In the performances, I think the two standouts are Milland and Williams.  Milland has a very charming and elegant manner to him, but what makes him a far better villain than most is that he does not get rattled.  He may be taken by surprise (for example, when he finds that his watch stopped, making him unable to temporarily set the plans into motion), but we see that Tony is shrewd, cunning, and able to roll with the punches.

Not once does he rant or rave.  Not once does he go into hysterics or crumble, even at the end when he's found out and finds no escape.  Instead, he accepts things as they are.  Milland is brilliant as the urbane villain, whom you sense is just a bit off beneath his cool exterior and charming manner.


I think Williams is also highly excellent as Hubbard.  His Chief Inspector is nobody's fool, methodically working things out that put Tony on his toes.  Williams has enough charm to make Hubbard a pleasant, well-meaning but perhaps not brilliant policeman, a bit of a stereotype.  However, underneath that seemingly bumbling manner there lies a sharp mind, one who over time can see that perhaps things are not as they appear to be.  After the Intermission, it really becomes more Williams' show than anyone else's.

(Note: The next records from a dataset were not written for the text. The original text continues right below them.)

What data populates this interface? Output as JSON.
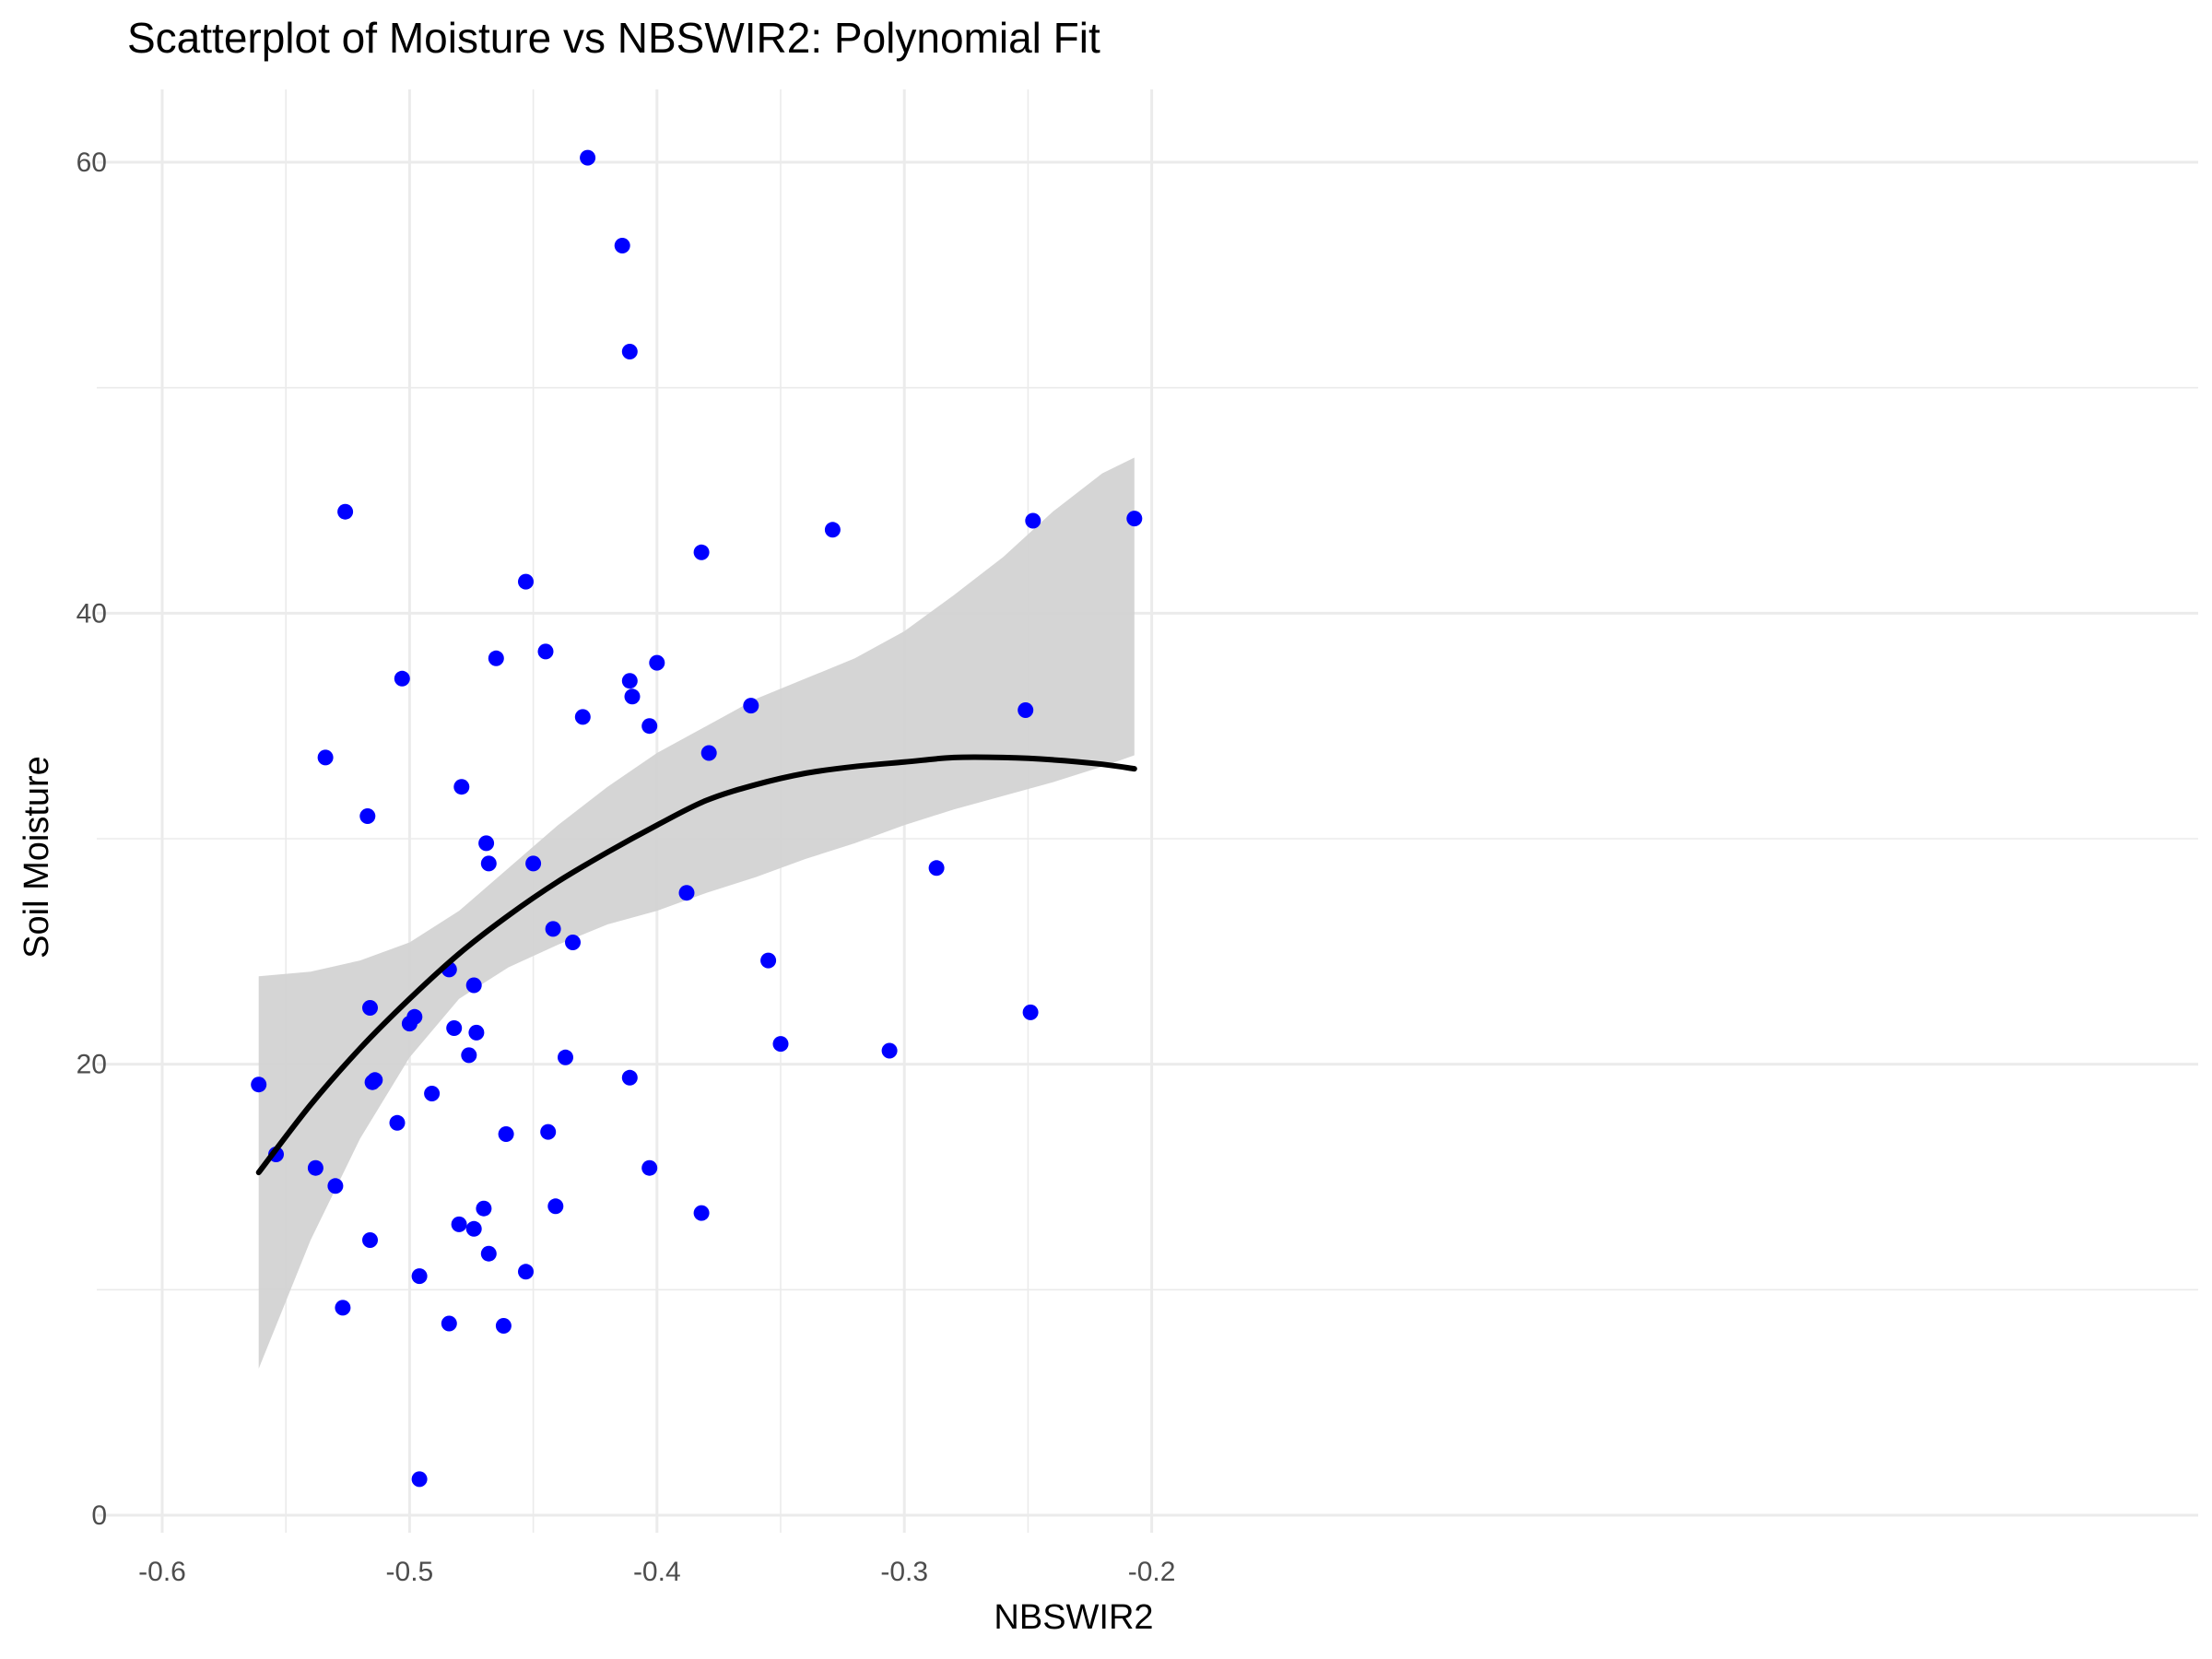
{
  "chart_data": {
    "type": "scatter",
    "title": "Scatterplot of Moisture vs NBSWIR2: Polynomial Fit",
    "xlabel": "NBSWIR2",
    "ylabel": "Soil Moisture",
    "xlim": [
      -0.6,
      -0.2
    ],
    "ylim": [
      0,
      60
    ],
    "x_ticks": [
      -0.6,
      -0.5,
      -0.4,
      -0.3,
      -0.2
    ],
    "x_tick_labels": [
      "-0.6",
      "-0.5",
      "-0.4",
      "-0.3",
      "-0.2"
    ],
    "y_ticks": [
      0,
      20,
      40,
      60
    ],
    "y_tick_labels": [
      "0",
      "20",
      "40",
      "60"
    ],
    "grid": true,
    "legend": "none",
    "colors": {
      "points": "#0000ff",
      "fit_line": "#000000",
      "confidence_band": "#d3d3d3",
      "grid": "#ebebeb"
    },
    "series": [
      {
        "type": "scatter",
        "x": [
          -0.561,
          -0.554,
          -0.538,
          -0.53,
          -0.534,
          -0.526,
          -0.527,
          -0.516,
          -0.515,
          -0.516,
          -0.517,
          -0.514,
          -0.505,
          -0.503,
          -0.5,
          -0.498,
          -0.496,
          -0.496,
          -0.491,
          -0.484,
          -0.484,
          -0.482,
          -0.479,
          -0.48,
          -0.476,
          -0.474,
          -0.474,
          -0.473,
          -0.47,
          -0.469,
          -0.468,
          -0.468,
          -0.465,
          -0.462,
          -0.461,
          -0.453,
          -0.453,
          -0.45,
          -0.445,
          -0.444,
          -0.442,
          -0.441,
          -0.437,
          -0.434,
          -0.43,
          -0.428,
          -0.414,
          -0.411,
          -0.411,
          -0.411,
          -0.41,
          -0.403,
          -0.403,
          -0.4,
          -0.388,
          -0.382,
          -0.382,
          -0.379,
          -0.362,
          -0.355,
          -0.35,
          -0.329,
          -0.306,
          -0.287,
          -0.251,
          -0.249,
          -0.248,
          -0.207
        ],
        "y": [
          19.1,
          16.0,
          15.4,
          14.6,
          33.6,
          44.5,
          9.2,
          22.5,
          19.2,
          12.2,
          31.0,
          19.3,
          17.4,
          37.1,
          21.8,
          22.1,
          10.6,
          1.6,
          18.7,
          24.2,
          8.5,
          21.6,
          32.3,
          12.9,
          20.4,
          23.5,
          12.7,
          21.4,
          13.6,
          29.8,
          28.9,
          11.6,
          38.0,
          8.4,
          16.9,
          10.8,
          41.4,
          28.9,
          38.3,
          17.0,
          26.0,
          13.7,
          20.3,
          25.4,
          35.4,
          60.2,
          56.3,
          51.6,
          37.0,
          19.4,
          36.3,
          35.0,
          15.4,
          37.8,
          27.6,
          42.7,
          13.4,
          33.8,
          35.9,
          24.6,
          20.9,
          43.7,
          20.6,
          28.7,
          35.7,
          22.3,
          44.1,
          44.2
        ]
      },
      {
        "type": "line",
        "name": "polynomial fit",
        "x": [
          -0.561,
          -0.54,
          -0.52,
          -0.5,
          -0.48,
          -0.46,
          -0.44,
          -0.42,
          -0.4,
          -0.38,
          -0.36,
          -0.34,
          -0.32,
          -0.3,
          -0.28,
          -0.26,
          -0.24,
          -0.22,
          -0.207
        ],
        "y": [
          15.2,
          18.2,
          20.7,
          22.9,
          24.9,
          26.6,
          28.1,
          29.4,
          30.6,
          31.7,
          32.4,
          32.9,
          33.2,
          33.4,
          33.6,
          33.6,
          33.5,
          33.3,
          33.1
        ]
      },
      {
        "type": "area",
        "name": "confidence band",
        "x": [
          -0.561,
          -0.54,
          -0.52,
          -0.5,
          -0.48,
          -0.46,
          -0.44,
          -0.42,
          -0.4,
          -0.38,
          -0.36,
          -0.34,
          -0.32,
          -0.3,
          -0.28,
          -0.26,
          -0.24,
          -0.22,
          -0.207
        ],
        "upper": [
          23.9,
          24.1,
          24.6,
          25.4,
          26.8,
          28.7,
          30.6,
          32.3,
          33.8,
          35.0,
          36.2,
          37.1,
          38.0,
          39.2,
          40.8,
          42.5,
          44.5,
          46.2,
          46.9
        ],
        "lower": [
          6.5,
          12.2,
          16.7,
          20.3,
          22.9,
          24.3,
          25.3,
          26.2,
          26.8,
          27.6,
          28.3,
          29.1,
          29.8,
          30.6,
          31.3,
          31.9,
          32.5,
          33.2,
          33.7
        ]
      }
    ]
  }
}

To my mind, Kelly had the weaker performance.  She's very elegant and beautiful, no doubt, and her attack is intense and frightening, almost rape-like as she writhes in terror.  However, asking her to play slightly dowdy at the end rings a bit of a false note.  Grace Kelly is frankly too posh to be in a serious state of shock over Tony's duplicity.  She wasn't that convincing in her shock and horror, but on the whole she did very well.

Cummings seemed almost a bit of an afterthought, a plot device with not much going for him.  Dawson, as the amoral but still slightly conflicted Swan, was strong in his brief screen-time.



The thing about the 3-D is that very little in Dial M for Murder appears good for it.  There's the famous shot of Kelly thrusting her arm out as she's being strangled, and a shot of Williams holding out the literal key to the mystery.  Apart from that though it was a mistake to try and push Dial M for Murder as a 3-D spectacle.

With strong performances by Ray Milland and John Williams, good performance from Grace Kelly, and an intriguing premise well-executed, Dial M for Murder the film is like a good performance of Dial M for Murder the play: a pleasant diversion with elaborate and logical twists and turns that keep you guessing how things will turn out.